On the basis of these considerations, the Board concludes that the experiments filed by the respondent are convincing evidence that the TTS of the patent provides a higher buprenorphine plasma level than the TTS disclosed in E3.

4.3.7 The appellant-opponents also considered that the experimental data submitted by the respondent were not sufficient to show that an effect was present over the whole scope of the claim, in particular having regard to the fact that the boundaries of the claim were not clearly defined due to the presence of an ambiguous parameter, namely, the ratio between the crosslinked acrylic polymer and the non-crosslinked acrylic polymer.

For the reasons set out in points 2.1 to 2.3, the Board does not regard the ratio recited in claim 1 as an ambiguous parameter. Moreover, this ratio does not represent the distinguishing feature of claim 1 over E3. This is rather to be seen in the presence of a non-crosslinked acrylic polymer in the adhesive of the TTS according to the patent. The main purpose of comparative experiments is to illustrate the effects brought about by the distinguishing feature(s). As explained above, the evidence filed by the respondent makes it possible to appreciate that the presence of a non-crosslinked acrylic polymer in the adhesive results in an increase of the buprenorphine plasma level.

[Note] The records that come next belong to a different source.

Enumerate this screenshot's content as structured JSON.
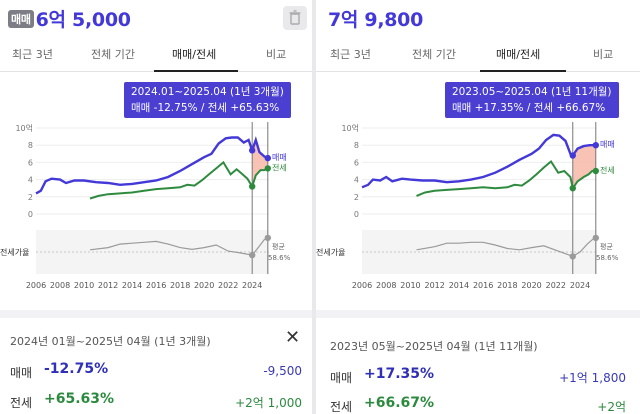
{
  "left": {
    "price_badge": "매매",
    "price": "6억 5,000",
    "tabs": [
      "최근 3년",
      "전체 기간",
      "매매/전세",
      "비교"
    ],
    "tooltip_line1": "2024.01~2025.04 (1년 3개월)",
    "tooltip_line2": "매매 -12.75%  /  전세 +65.63%",
    "summary_range": "2024년 01월~2025년 04월 (1년 3개월)",
    "sale_label": "매매",
    "sale_pct": "-12.75%",
    "sale_value": "-9,500",
    "jeonse_label": "전세",
    "jeonse_pct": "+65.63%",
    "jeonse_value": "+2억 1,000"
  },
  "right": {
    "price": "7억 9,800",
    "tabs": [
      "최근 3년",
      "전체 기간",
      "매매/전세",
      "비교"
    ],
    "tooltip_line1": "2023.05~2025.04 (1년 11개월)",
    "tooltip_line2": "매매 +17.35%  /  전세 +66.67%",
    "summary_range": "2023년 05월~2025년 04월 (1년 11개월)",
    "sale_label": "매매",
    "sale_pct": "+17.35%",
    "sale_value": "+1억 1,800",
    "jeonse_label": "전세",
    "jeonse_pct": "+66.67%",
    "jeonse_value": "+2억"
  },
  "icons": {
    "trash": "trash-icon",
    "close": "close-icon"
  },
  "colors": {
    "sale": "#4338d8",
    "jeonse": "#2e8b3e",
    "ratio": "#9a9a9a",
    "highlight": "#f7b9a8",
    "accent": "#4a3fd0"
  },
  "chart_data": [
    {
      "type": "line",
      "xlabel": "",
      "ylabel": "",
      "x_ticks": [
        "2006",
        "2008",
        "2010",
        "2012",
        "2014",
        "2016",
        "2018",
        "2020",
        "2022",
        "2024"
      ],
      "y_ticks": [
        "0",
        "2",
        "4",
        "6",
        "8",
        "10억"
      ],
      "ylim": [
        0,
        10
      ],
      "xlim": [
        2006,
        2025.4
      ],
      "series_labels": {
        "sale": "매매",
        "jeonse": "전세",
        "ratio_row": "전세가율",
        "ratio_avg_title": "평균",
        "ratio_avg_value": "58.6%"
      },
      "range": [
        2024.0,
        2025.3
      ],
      "series": [
        {
          "name": "매매",
          "points": [
            [
              2006.0,
              2.4
            ],
            [
              2006.4,
              2.7
            ],
            [
              2006.8,
              3.8
            ],
            [
              2007.3,
              4.1
            ],
            [
              2008,
              4.0
            ],
            [
              2008.5,
              3.6
            ],
            [
              2009.2,
              3.9
            ],
            [
              2010,
              3.9
            ],
            [
              2011,
              3.7
            ],
            [
              2012,
              3.6
            ],
            [
              2013,
              3.4
            ],
            [
              2014,
              3.5
            ],
            [
              2015,
              3.7
            ],
            [
              2016,
              3.9
            ],
            [
              2017,
              4.3
            ],
            [
              2018,
              5.0
            ],
            [
              2019,
              5.8
            ],
            [
              2020,
              6.6
            ],
            [
              2020.6,
              7.0
            ],
            [
              2021.2,
              8.2
            ],
            [
              2021.8,
              8.8
            ],
            [
              2022.3,
              8.9
            ],
            [
              2022.8,
              8.9
            ],
            [
              2023.3,
              8.3
            ],
            [
              2023.7,
              8.6
            ],
            [
              2024.0,
              7.4
            ],
            [
              2024.3,
              8.6
            ],
            [
              2024.6,
              7.2
            ],
            [
              2025.0,
              6.7
            ],
            [
              2025.3,
              6.5
            ]
          ]
        },
        {
          "name": "전세",
          "points": [
            [
              2010.5,
              1.8
            ],
            [
              2011.2,
              2.1
            ],
            [
              2012,
              2.3
            ],
            [
              2013,
              2.4
            ],
            [
              2014,
              2.5
            ],
            [
              2015,
              2.7
            ],
            [
              2016,
              2.9
            ],
            [
              2017,
              3.0
            ],
            [
              2018,
              3.1
            ],
            [
              2018.6,
              3.4
            ],
            [
              2019.2,
              3.3
            ],
            [
              2019.8,
              3.9
            ],
            [
              2020.4,
              4.6
            ],
            [
              2021.0,
              5.3
            ],
            [
              2021.6,
              6.0
            ],
            [
              2022.2,
              4.6
            ],
            [
              2022.7,
              5.2
            ],
            [
              2023.2,
              4.6
            ],
            [
              2023.6,
              4.1
            ],
            [
              2024.0,
              3.2
            ],
            [
              2024.3,
              4.5
            ],
            [
              2024.7,
              5.1
            ],
            [
              2025.0,
              5.1
            ],
            [
              2025.3,
              5.3
            ]
          ]
        },
        {
          "name": "전세가율",
          "points": [
            [
              2010.5,
              0.55
            ],
            [
              2012,
              0.6
            ],
            [
              2013,
              0.68
            ],
            [
              2014,
              0.7
            ],
            [
              2015,
              0.72
            ],
            [
              2016,
              0.74
            ],
            [
              2017,
              0.68
            ],
            [
              2018,
              0.6
            ],
            [
              2019,
              0.56
            ],
            [
              2020,
              0.6
            ],
            [
              2021,
              0.66
            ],
            [
              2022,
              0.52
            ],
            [
              2023,
              0.48
            ],
            [
              2024.0,
              0.43
            ],
            [
              2024.5,
              0.6
            ],
            [
              2025.0,
              0.78
            ],
            [
              2025.3,
              0.82
            ]
          ]
        }
      ]
    },
    {
      "type": "line",
      "xlabel": "",
      "ylabel": "",
      "x_ticks": [
        "2006",
        "2008",
        "2010",
        "2012",
        "2014",
        "2016",
        "2018",
        "2020",
        "2022",
        "2024"
      ],
      "y_ticks": [
        "0",
        "2",
        "4",
        "6",
        "8",
        "10억"
      ],
      "ylim": [
        0,
        10
      ],
      "xlim": [
        2006,
        2025.4
      ],
      "series_labels": {
        "sale": "매매",
        "jeonse": "전세",
        "ratio_row": "전세가율",
        "ratio_avg_title": "평균",
        "ratio_avg_value": "58.6%"
      },
      "range": [
        2023.4,
        2025.3
      ],
      "series": [
        {
          "name": "매매",
          "points": [
            [
              2006.0,
              3.1
            ],
            [
              2006.5,
              3.4
            ],
            [
              2006.9,
              4.0
            ],
            [
              2007.5,
              3.9
            ],
            [
              2008,
              4.3
            ],
            [
              2008.5,
              3.8
            ],
            [
              2009.3,
              4.1
            ],
            [
              2010,
              4.0
            ],
            [
              2011,
              3.9
            ],
            [
              2012,
              3.9
            ],
            [
              2013,
              3.7
            ],
            [
              2014,
              3.8
            ],
            [
              2015,
              4.0
            ],
            [
              2016,
              4.3
            ],
            [
              2017,
              4.8
            ],
            [
              2018,
              5.5
            ],
            [
              2019,
              6.3
            ],
            [
              2020,
              7.0
            ],
            [
              2020.6,
              7.6
            ],
            [
              2021.2,
              8.6
            ],
            [
              2021.8,
              9.2
            ],
            [
              2022.3,
              9.1
            ],
            [
              2022.8,
              8.5
            ],
            [
              2023.2,
              7.0
            ],
            [
              2023.4,
              6.8
            ],
            [
              2023.8,
              7.6
            ],
            [
              2024.3,
              7.9
            ],
            [
              2024.8,
              8.0
            ],
            [
              2025.3,
              8.0
            ]
          ]
        },
        {
          "name": "전세",
          "points": [
            [
              2010.5,
              2.1
            ],
            [
              2011.2,
              2.5
            ],
            [
              2012,
              2.7
            ],
            [
              2013,
              2.8
            ],
            [
              2014,
              2.9
            ],
            [
              2015,
              3.0
            ],
            [
              2016,
              3.1
            ],
            [
              2017,
              3.0
            ],
            [
              2018,
              3.1
            ],
            [
              2018.6,
              3.4
            ],
            [
              2019.2,
              3.3
            ],
            [
              2019.8,
              3.9
            ],
            [
              2020.4,
              4.6
            ],
            [
              2021.0,
              5.4
            ],
            [
              2021.6,
              6.1
            ],
            [
              2022.2,
              4.8
            ],
            [
              2022.7,
              5.0
            ],
            [
              2023.2,
              4.3
            ],
            [
              2023.4,
              3.0
            ],
            [
              2023.8,
              3.8
            ],
            [
              2024.3,
              4.3
            ],
            [
              2024.7,
              4.6
            ],
            [
              2025.0,
              5.0
            ],
            [
              2025.3,
              5.0
            ]
          ]
        },
        {
          "name": "전세가율",
          "points": [
            [
              2010.5,
              0.55
            ],
            [
              2012,
              0.62
            ],
            [
              2013,
              0.7
            ],
            [
              2014,
              0.7
            ],
            [
              2015,
              0.72
            ],
            [
              2016,
              0.72
            ],
            [
              2017,
              0.66
            ],
            [
              2018,
              0.58
            ],
            [
              2019,
              0.55
            ],
            [
              2020,
              0.6
            ],
            [
              2021,
              0.64
            ],
            [
              2022,
              0.54
            ],
            [
              2023,
              0.44
            ],
            [
              2023.4,
              0.4
            ],
            [
              2024.0,
              0.5
            ],
            [
              2024.6,
              0.68
            ],
            [
              2025.0,
              0.78
            ],
            [
              2025.3,
              0.82
            ]
          ]
        }
      ]
    }
  ]
}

4.3.8 Therefore, the objective technical problem is the provision of a TTS providing a higher blood plasma level of buprenorphine.

4.4 Obviousness

4.4.1 Documents E2 and E5 disclose TTSs containing a mixture of crosslinked and non-crosslinked acrylic polymer in the adhesive. However, these documents do not indicate that adding a non-crosslinked acrylic polymer to an adhesive containing a crosslinked acrylic polymer results in an increase of the buprenorphine plasma concentration.

E9 teaches that the adhesive properties can be improved by combining a crosslinked and a non-crosslinked acrylic polymer. However, this document does not disclose that this combination results in an increase of the buprenorphine plasma levels.

4.4.2 It follows from the above considerations that the subject-matter of claim 1 meets the requirements of Article 56 EPC.